Durigan afirma que governo avaliará alternativas caso ICMS do diesel não seja aprovado
Em seu primeiro discurso como chefe do Ministério da Fazenda, Dario Durigan anunciou que o governo federal está preparado para implementar medidas alternativas para tentar conter a alta do preço do diesel, caso os estados não aceitem a proposta de isenção do ICMS incidente sobre a importação desse combustível.
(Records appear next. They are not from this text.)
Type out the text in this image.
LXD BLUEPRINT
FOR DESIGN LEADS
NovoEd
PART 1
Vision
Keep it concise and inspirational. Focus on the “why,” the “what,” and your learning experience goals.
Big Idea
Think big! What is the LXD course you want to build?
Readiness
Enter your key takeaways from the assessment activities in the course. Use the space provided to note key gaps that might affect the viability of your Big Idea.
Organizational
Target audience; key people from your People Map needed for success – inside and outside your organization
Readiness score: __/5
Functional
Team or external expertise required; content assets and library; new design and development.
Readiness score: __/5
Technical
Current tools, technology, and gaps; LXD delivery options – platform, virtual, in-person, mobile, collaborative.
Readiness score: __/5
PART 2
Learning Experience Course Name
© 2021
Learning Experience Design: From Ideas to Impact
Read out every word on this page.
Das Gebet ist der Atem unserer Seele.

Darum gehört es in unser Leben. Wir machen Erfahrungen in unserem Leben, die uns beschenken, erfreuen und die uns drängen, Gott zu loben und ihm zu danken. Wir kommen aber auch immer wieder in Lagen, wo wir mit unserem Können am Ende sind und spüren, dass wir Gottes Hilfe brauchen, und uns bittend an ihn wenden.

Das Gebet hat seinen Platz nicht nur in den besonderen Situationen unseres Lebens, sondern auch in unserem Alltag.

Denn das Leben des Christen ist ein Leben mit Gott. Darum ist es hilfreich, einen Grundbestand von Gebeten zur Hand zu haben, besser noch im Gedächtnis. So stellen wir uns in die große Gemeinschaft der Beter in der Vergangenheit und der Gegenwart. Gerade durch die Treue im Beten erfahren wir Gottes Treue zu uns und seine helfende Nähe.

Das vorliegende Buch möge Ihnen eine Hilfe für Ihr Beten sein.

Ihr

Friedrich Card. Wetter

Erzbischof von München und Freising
Durigan ressaltou que a equipe econômica está monitorando de perto os impactos da guerra no Oriente Médio sobre os preços e indicou que novas ações poderão ser adotadas conforme o desenrolar do cenário. “Não deixaremos de apresentar outras medidas assim que necessário”, declarou.
Proposta da Fazenda e resposta dos estados
A iniciativa do Ministério da Fazenda prevê a isenção do ICMS sobre o diesel importado até o fim de maio, com a compensação de metade da perda de arrecadação pela União. O custo estimado dessa ação é de aproximadamente R$ 3 bilhões mensais. Segundo o ministro, até o momento, somente o governador do Piauí respondeu formalmente, manifestando concordância com a desoneração.
Durigan qualificou a proposta como “generosa”, destacando a tentativa de repartir o impacto fiscal com os estados, além de enfatizar que a medida depende da adesão dos governos estaduais para ser implementada.
Medidas em andamento e possíveis novos passos
O ministro comunicou que o governo de Luiz Inácio Lula da Silva já está adotando ações para reduzir os efeitos da alta dos combustíveis, como o reforço na fiscalização, ajustes na tabela de frete e a desoneração de tributos federais como PIS/Cofins sobre o diesel. Ele também não descartou intervenções adicionais, dependendo da evolução do conflito internacional.
“Temos uma série de medidas que podem ser adotadas a depender de para onde for essa guerra e o preço dos combustíveis”, afirmou Durigan.
Além disso, ele apontou que houve uma diminuição da tensão entre os caminhoneiros após o anúncio das primeiras medidas governamentais, diante de movimentações da categoria, ressaltando um “distensionamento”, ao menos em uma primeira aproximação.
Focos e prioridades do novo ministro da Fazenda
Dario Durigan, que antes exercia o cargo de secretário-executivo, indicou que dará continuidade ao trabalho realizado por Fernando Haddad, concentrando-se na disciplina fiscal e revisão de benefícios tributários.
“O trabalho sob a minha condução será de continuidade da gestão do ministro Fernando Haddad, em projetos aprovados e correção de distorções”, afirmou.
Entre as prioridades, Durigan ressaltou a melhoria da eficiência dos gastos públicos, o aprimoramento do sistema de crédito, além de uma maior regulação da concorrência em plataformas digitais e marketplaces, que são ambientes online para a intermediação de serviços e produtos.
Ele também mencionou a ampliação do programa Eco Invest Brasil, que visa captar recursos privados para projetos socioambientais, e antecipou que o governo planeja realizar uma emissão de títulos sustentáveis ainda neste ano.